# Low powered desktop computer spec recommendations?



## MannDude (Feb 16, 2016)

I'm toying with the idea of building a small tower/desktop computer with an emphasis on low power consumption. It'll be used to house 2X 2TB (or greater) drives for DVR recording from 4X POE IP cameras. What specs would you recommend for such a system?


----------



## HalfEatenPie (Feb 17, 2016)

how much CPU power?  Will it simply be used as a storage server or will it also deal with encoding and such?


----------



## MannDude (Feb 17, 2016)

No idea really... I'm not even sure what software it'll run yet or if I'll go Windows (which has more and better DVR related options) or Linux (which I'd prefer for familiarity).


Guess perhaps I should sort that out first.


----------



## mikeyur (Feb 17, 2016)

Check out the Intel NUC lineup if you're fine with external storage (USB 3.0).

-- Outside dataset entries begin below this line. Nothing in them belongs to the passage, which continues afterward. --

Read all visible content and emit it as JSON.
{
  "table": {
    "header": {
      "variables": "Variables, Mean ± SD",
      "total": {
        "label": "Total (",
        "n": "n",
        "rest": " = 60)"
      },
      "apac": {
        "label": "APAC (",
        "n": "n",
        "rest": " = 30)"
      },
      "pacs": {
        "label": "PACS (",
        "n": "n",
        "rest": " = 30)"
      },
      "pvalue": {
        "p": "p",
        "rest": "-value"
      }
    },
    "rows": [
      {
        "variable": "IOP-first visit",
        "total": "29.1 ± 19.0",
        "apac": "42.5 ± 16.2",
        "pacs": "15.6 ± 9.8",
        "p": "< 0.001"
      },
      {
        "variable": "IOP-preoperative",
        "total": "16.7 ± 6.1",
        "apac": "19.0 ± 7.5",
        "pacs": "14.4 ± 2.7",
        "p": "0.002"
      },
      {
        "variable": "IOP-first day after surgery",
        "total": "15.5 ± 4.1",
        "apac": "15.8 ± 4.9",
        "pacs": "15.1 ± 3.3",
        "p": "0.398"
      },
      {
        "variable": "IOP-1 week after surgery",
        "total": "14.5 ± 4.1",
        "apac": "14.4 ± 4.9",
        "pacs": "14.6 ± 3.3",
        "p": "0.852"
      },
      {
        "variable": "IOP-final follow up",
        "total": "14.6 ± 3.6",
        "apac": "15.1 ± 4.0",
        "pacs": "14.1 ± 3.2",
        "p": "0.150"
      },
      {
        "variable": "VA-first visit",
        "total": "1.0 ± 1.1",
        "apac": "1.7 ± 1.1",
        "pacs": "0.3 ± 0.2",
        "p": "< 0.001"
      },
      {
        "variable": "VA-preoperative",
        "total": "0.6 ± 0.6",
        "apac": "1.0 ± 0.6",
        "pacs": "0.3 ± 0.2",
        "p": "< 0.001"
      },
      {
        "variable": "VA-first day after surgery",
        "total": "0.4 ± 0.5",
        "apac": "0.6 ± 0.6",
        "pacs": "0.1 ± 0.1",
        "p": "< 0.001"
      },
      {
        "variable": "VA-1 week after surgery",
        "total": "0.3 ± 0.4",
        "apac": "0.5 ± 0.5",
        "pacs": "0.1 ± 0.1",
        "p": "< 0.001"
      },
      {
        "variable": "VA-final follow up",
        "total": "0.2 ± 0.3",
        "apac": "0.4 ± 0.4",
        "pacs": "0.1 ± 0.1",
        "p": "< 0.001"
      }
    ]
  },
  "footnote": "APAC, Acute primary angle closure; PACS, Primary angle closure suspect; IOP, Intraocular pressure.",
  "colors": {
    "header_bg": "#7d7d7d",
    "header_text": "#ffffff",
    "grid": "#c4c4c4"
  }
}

They use the dual core laptop variants of the i3/5/7 - and the older ones also have some celeron models. Super low power, take either an m.2 ssd or 2.5" drive (new versions) and DDR3/4 SO-DIMM.


----------



## raj (Feb 17, 2016)

I'd say pick up an ODROID-C2 or XU4 with a Sabrent 2 bay SATA->USB Dock.    Or a barebones kit similar to this.


----------



## drmike (Feb 17, 2016)

MannDude said:


> I'm toying with the idea of building a small tower/desktop computer with an emphasis on low power consumption. It'll be used to house 2X 2TB (or greater) drives for DVR recording from 4X POE IP cameras. What specs would you recommend for such a system?



Ahh well....


DVR for CCTV requires a card usually with appropriate connectors.  What sort of connectors do your cameras use?


I think the interfacing of the cameras to the computer and probably a card for that is going to be the problem.  There are slews of CCTV cards out there, most are garbage, locked in vendor crap, Windows requirements, etc.  There are Linux ones, and a good DIY project, however expect the learning curve and gotchas.


Those cards I suspect aren't very power efficient.  Nor are they a good form factor.  Tend to be PCI based.  


As such, you are screwed into running a full sized desktop usually.  Blows the ARM stuff out as no PCI and probably not compatible software worth using.


NUCs sound interesting, but again, lacking PCI slots probably - have yet to notice NUCs that aren't tiny and basically set top box size, so no PCI.


All this leads to why so many people by integrated DVR appliances.  They just work and none of the quirks.   Task appropriate devices big picture.  Not saying these devices are great, because plenty of them suck too.


Drive wise, you are screwed with storage demands.  Frankly I'd run a reasonable SSD drive in such and have another board with drive network connected with cron based job to move data off to it.  Other board should be powered on at set time, job runs, it powers off.  All CLI doable aside from the powering on and that can be facilitated with a Wake-on-Lan magic packet too.


DVR I'd do like 500GB SSD.  SSD trumps all on power envelope and lowly demands.  Saving literally watts per drive. No on/off cycle wear of the drive with SSDs either.  Similarly you can bundle USB flash drive and use it first level for things.


Network computer with storage I'd use an ARM device.  Odroids I am fond of.  Orange Pi might fit the bill also with SATA single connector.  Tethered to that I'd do maybe a 2TB hybrid HDD with integrated SSD. Samsung has these drives and Seagate.  They work well, I use them, although less use than I'd like (about to change that).


If you need more storage, I'd tether a USB drive to the Odroid and a normal spinning rust harddrive.


POE is nice, but drawing power from that computer also or same area.  So need to accommodate that demand. 


Need to consider night time, IR lighting and demands on watts and usable optics.  It's a real issue when you get out to rural and wide open space.  Easy to get around your cameras and out of sight out there.


----------



## drmike (Feb 17, 2016)

I just was looking for my own reference and geez has CCTV stuff fallen for the DVR units.  Cameras still are high all said, but the DVR ready made units are crazy cheap.


Lots of $100 or less options.  Embedded Linux 


I'd really consider looking at these units and finding one with good reviews from a power user / heavy user.


No way a cobble your own from desk parts today is going to be as cheap and certainly will be a lot more headache.


Thinking if you shop good, might find a unit with a proper shell and ability to poke at the software and add some custom stuff.


----------